William Shatner, the iconic actor who played Captain James T. Kirk in the original Star Trek series has spent a lifetime talking about space.
As captain of the USS Enterprise, he represented the theme of exploring “strange new worlds,” seeking out “new life and new civilizations” and boldly going “where no man has gone before.”
Then Shatner was allowed to join Jeff Bezos’ Blue Origin trip to space in October 2021 at age 90, and he was able to compare how his expectations met up with reality.
What Shatner had to say about his real trip into space was shocking to many. He shared an excerpt from his new book, which reveals that his initial reaction to being in space was surprisingly dark.
“I love the mystery of the universe,” Shatner wrote. “I love all the questions that have come to us over thousands of years of exploration and hypotheses. Stars exploding years ago, their light traveling to us years later; black holes absorbing energy; satellites showing us entire galaxies in areas thought to be devoid of matter entirely… all of that has thrilled me for years…”

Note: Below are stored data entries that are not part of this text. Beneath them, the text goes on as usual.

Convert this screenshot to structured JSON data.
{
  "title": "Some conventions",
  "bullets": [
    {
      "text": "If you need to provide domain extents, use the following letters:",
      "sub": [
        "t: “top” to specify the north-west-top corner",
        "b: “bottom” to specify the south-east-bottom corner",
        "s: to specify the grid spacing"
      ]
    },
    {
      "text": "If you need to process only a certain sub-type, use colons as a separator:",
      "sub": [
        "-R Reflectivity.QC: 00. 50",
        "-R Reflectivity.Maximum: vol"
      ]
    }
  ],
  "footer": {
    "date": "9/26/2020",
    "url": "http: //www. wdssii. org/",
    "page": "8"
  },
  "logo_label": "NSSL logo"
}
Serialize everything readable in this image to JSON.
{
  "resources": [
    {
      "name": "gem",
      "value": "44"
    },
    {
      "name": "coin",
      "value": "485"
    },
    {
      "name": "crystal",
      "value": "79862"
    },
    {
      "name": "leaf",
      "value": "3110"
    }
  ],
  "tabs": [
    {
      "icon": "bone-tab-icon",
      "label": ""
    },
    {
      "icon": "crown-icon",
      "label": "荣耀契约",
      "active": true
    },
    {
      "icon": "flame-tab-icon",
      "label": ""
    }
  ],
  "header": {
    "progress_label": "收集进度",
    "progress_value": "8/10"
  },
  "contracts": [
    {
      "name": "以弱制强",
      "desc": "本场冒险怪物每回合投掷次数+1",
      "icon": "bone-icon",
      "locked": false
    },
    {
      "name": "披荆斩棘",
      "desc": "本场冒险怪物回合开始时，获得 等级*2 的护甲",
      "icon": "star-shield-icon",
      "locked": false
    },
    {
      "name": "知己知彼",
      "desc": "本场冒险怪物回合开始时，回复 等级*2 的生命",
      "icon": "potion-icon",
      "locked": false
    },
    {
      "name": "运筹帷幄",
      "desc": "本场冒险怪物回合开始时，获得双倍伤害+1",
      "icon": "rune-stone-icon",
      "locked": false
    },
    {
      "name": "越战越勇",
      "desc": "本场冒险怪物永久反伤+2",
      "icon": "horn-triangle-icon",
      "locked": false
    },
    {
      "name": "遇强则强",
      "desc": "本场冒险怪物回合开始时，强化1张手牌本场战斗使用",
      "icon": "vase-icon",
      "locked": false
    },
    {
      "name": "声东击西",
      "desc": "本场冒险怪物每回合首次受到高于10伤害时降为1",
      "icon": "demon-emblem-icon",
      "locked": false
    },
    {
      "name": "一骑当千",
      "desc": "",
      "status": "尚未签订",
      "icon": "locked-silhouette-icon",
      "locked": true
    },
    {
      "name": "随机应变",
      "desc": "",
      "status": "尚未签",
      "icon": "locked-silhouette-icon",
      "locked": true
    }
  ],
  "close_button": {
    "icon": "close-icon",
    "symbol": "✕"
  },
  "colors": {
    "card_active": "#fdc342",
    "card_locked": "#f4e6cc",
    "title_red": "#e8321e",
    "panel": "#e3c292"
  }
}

But now he was looking out of a real window in a real spacecraft and real outer space. He said, “there was no mystery, no majestic awe to behold,” he wrote. “All I saw was death. I saw a cold, dark, black emptiness. It was unlike any blackness you can see or feel on Earth. It was deep, enveloping, all-encompassing.”
Then Shatner said that he turned back toward “the light of home,” and he saw the opposite. “I could see the curvature of Earth, the beige of the desert, the white of the clouds and the blue of the sky. It was life. Nurturing, sustaining, life. Mother Earth. Gaia. And I was leaving her.”
That’s when he made a shocking revelation: “Everything I had thought was wrong. Everything I had expected to see was wrong.”
“I had thought that going into space would be the ultimate catharsis of that connection I had been looking for between all living things—that being up there would be the next beautiful step to understanding the harmony of the universe. In the film Contact,’ when Jodie Foster’s character goes to space and looks out into the heavens, she lets out an astonished whisper, ‘They should’ve sent a poet.’ I had a different experience because I discovered that the beauty isn’t out there, it’s down here, with all of us. Leaving that behind made my connection to our tiny planet even more profound.
“It was among the strongest feelings of grief I have ever encountered. The contrast between the vicious coldness of space and the warm nurturing of Earth below filled me with overwhelming sadness. Every day, we are confronted with the knowledge of further destruction of Earth at our hands: the extinction of animal species, of flora and fauna . . . things that took five billion years to evolve, and suddenly we will never see them again because of the interference of mankind. It filled me with dread. My trip to space was supposed to be a celebration; instead, it felt like a funeral,” Shatner wrote.
Shatner shares more of his reflections on life on this planet and beyond in his new book, “Boldly Go: Reflections on a Life of Awe and Wonder.”